Another puzzling aspect of Monica’s auditory experience is that her speech production (and speech perception) is completely unaffected. When she asks a question, her voice goes up normally. She can absolutely hear the difference. When she finishes a sentence, her voice goes down. She can absolutely hear that difference, too. The perception is preserved even when the source is not her voice. She displays typical pitch and rhythmic discrimination if her brain decides what she is hearing is NOT music.
Many cases of congenital amusia have been described since Monica’s case was published. So has acquired amusia, which are deficits originating not by accident of birth, but by accident of environment (stroke being a common source).
These data point to an extraordinary fact. You have an actual music module in your brain. Its day job appears to be processing music. This module is separate from nearly every other auditory processing experience, including speech and language. If the music module becomes damaged, other aspects of sound perception can remain unaffected.

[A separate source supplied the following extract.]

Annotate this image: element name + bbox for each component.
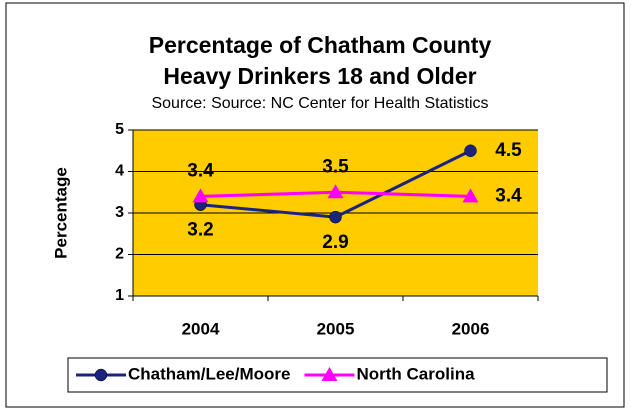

For the next few entries, we’re going to see if we can make sense of people like Monica. By all means, give a thought to them next time you enjoy your favorite tune. They live in an auditory world very different from most people.
REFERENCES
Peretz, I., et al. "Congenital Amusia: A Disorder of Fine-Grained Pitch Discrimination." Neuron 33 (2002): 185-91.
Szyfter, K., and J. Wigowska-Sowińska. "Congenital Amusia—Pathology of Musical Disorder." J Appl Genet 63, no. 1 (2021): 127-31.
Geschwind, N. "The Brain of a Learning-disabled Individual." Ann Dyslexia 3 (1984)4: 319-327.